The tough time for bulls is expected to continue as the yellow metal might drop below $1,000 after 2009 fall, forecasts from Goldman Sachs Group Inc predicted. Experts attribute to dollar recovery, improving US economy and possible rise in interest rates by US Federal Reserve as factors giving pressure on gold prices. Bulk sales in China also are also adding to the pressure on gold prices.
Futures on Comex dropped 4.1% to $1,086 an ounce and touched 1,073.70, the lowest since February 2010. The gold price is likely to further ease as hedge funds have started covering their net short positions. The all-time high of $1,923.70 was recorded in September 2011.
According to World Gold Council (WGC), the continued recovery in the US economy, strengthening of dollar, expected rise in interest rates, easing demand for gold in China and softening political tensions followed by tentative resolution of a Greek bailout are the major reasons that decreased the demand for gold and pushing the price lower.
In India, the largest gold consuming country, the yellow metal eased to five-year low to below Rs25,000 per 10 gram level.
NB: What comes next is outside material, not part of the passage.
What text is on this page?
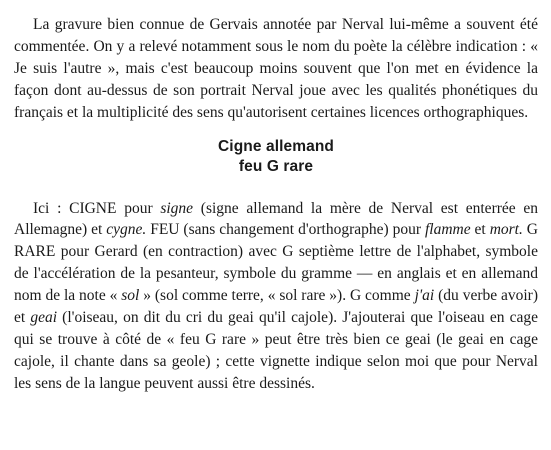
La gravure bien connue de Gervais annotée par Nerval lui-même a souvent été commentée. On y a relevé notamment sous le nom du poète la célèbre indication : « Je suis l'autre », mais c'est beaucoup moins souvent que l'on met en évidence la façon dont au-dessus de son portrait Nerval joue avec les qualités phonétiques du français et la multiplicité des sens qu'autorisent certaines licences orthographiques.

Cigne allemand
feu G rare

Ici : CIGNE pour signe (signe allemand la mère de Nerval est enterrée en Allemagne) et cygne. FEU (sans changement d'orthographe) pour flamme et mort. G RARE pour Gerard (en contraction) avec G septième lettre de l'alphabet, symbole de l'accélération de la pesanteur, symbole du gramme — en anglais et en allemand nom de la note « sol » (sol comme terre, « sol rare »). G comme j'ai (du verbe avoir) et geai (l'oiseau, on dit du cri du geai qu'il cajole). J'ajouterai que l'oiseau en cage qui se trouve à côté de « feu G rare » peut être très bien ce geai (le geai en cage cajole, il chante dans sa geole) ; cette vignette indique selon moi que pour Nerval les sens de la langue peuvent aussi être dessinés.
Overtaking China, India emerged as largest importer of gold with 769 tonne in 2014.
The long holdings declined as speculators turned bearish in New York futures and options. The short positions held by speculators were 11,345 contracts during the week ended 21 July, as per the US Commodity Futures Trading Commission data.
Gold ETFs witnessed $84 billion easing off in funds' value as futures dropped 44% from an all-time high of $1,923.70 in September 2011.
Adding further to the gold price drop, China has been dumping gold in the international market. Last Monday, China dumped gold worth one-fifth of the whole day's trade and as a result, yellow metal price nosedived 4% within seconds registering a mini flash crash in Asian markets.
ANZ Bank analyst Victor Thianpiriya said in a note that "it was taking advantage of low liquidity or some sort of forced selling had taken place."
Forced selling usually takes place when leveraged investors are left with no option, but to sell gold to payback the borrowed cash that was used to buy the yellow metal.
The steep fall of gold price is impacting yellow metal's production as margins of mining companies are reeling under pressure. Barclays Plc said in its report that "metal has historically traded at least a third above average production cost implying support around $1,000."
Morgan Stanley forecasts that yellow metal could reach $800 under a worst case scenario that would involve "higher US interest rates, another plummet in China's market and sales of reserves by central banks."
Meanwhile, Macquarie Group Ltd lowered its outlook for gold price by 15% to $1,163 by 2016.